If this is true - then where did all the fossils come from?

One explanation is that God created the Earth with the appearance of pre-existence – just like Adam’s navel.

In other words, the question of Adam’s navel, or lack of one, raises other thorny issues.

Which came first, the chicken or the egg?

Or, even more perplexing – which came first, the tin or the tin-opener?

Well, as you all know, the battle between the Evolutionists and the Evangelists has waged for centuries.

You probably know that Dr. William Reville writes a science column in the Times every Monday and even he, a man of great knowledge and understanding had to admit that when it comes to evolution – he’s flummoxed!!

And if Bill Reville is bamboozled, what hope is there for the rest of us?

All of the scientific evidence indicates an evolutionary process which took millions and millions of years for us to arrive on the scene,

- the first wiggley things started to squirm about 4.6 billion years ago, while the Old Testament clearly indicates only a few thousand years since the creation.

The best compromise reached, so far, by both sides in the argument is to say that God undertook the business of creation in two phases. With, perhaps, millions of years between those two phases.

That is to say that He created the World, allowed the evolutionary process to begin, and at the stage where man had matured to the state of becoming - forgive me - a Homo Erectus, He infused a soul into a man and called him Adam.
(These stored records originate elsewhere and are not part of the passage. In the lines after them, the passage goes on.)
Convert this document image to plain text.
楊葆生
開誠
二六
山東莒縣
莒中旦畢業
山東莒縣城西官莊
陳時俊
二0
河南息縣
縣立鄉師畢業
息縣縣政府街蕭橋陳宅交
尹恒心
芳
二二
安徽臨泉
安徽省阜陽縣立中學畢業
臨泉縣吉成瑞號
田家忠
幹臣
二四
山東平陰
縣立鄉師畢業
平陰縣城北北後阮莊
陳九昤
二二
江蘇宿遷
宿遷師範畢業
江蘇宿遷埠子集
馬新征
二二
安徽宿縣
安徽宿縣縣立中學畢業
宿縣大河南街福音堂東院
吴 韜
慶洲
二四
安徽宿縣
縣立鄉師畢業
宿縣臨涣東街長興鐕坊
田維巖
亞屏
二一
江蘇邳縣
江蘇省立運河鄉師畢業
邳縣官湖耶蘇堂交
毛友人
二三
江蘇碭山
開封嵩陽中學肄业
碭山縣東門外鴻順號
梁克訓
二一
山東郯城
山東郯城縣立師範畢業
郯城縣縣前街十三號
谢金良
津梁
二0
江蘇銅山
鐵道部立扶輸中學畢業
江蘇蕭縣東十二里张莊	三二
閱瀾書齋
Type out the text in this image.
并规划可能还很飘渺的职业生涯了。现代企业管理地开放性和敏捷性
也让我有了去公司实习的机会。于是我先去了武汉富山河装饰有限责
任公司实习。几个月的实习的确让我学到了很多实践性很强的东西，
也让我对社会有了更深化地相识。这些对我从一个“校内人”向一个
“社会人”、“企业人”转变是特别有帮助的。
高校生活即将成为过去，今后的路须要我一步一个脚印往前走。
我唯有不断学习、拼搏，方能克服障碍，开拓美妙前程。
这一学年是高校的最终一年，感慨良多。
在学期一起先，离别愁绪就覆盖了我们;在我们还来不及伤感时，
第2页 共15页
And again, while this allows both sides off the hook, to some extent, it does indicate that Adam MUST have had a navel!

And yet, if he was created by God, why would he need one???

George Wald (the American Biologist, and Nobel prize winner) said, and I’m inclined to agree with him –

"We are the products of editing – rather than authorship"

While, Sir Thomas Browne, as a metaphor for original sin said "the man without a navel yet lives in me"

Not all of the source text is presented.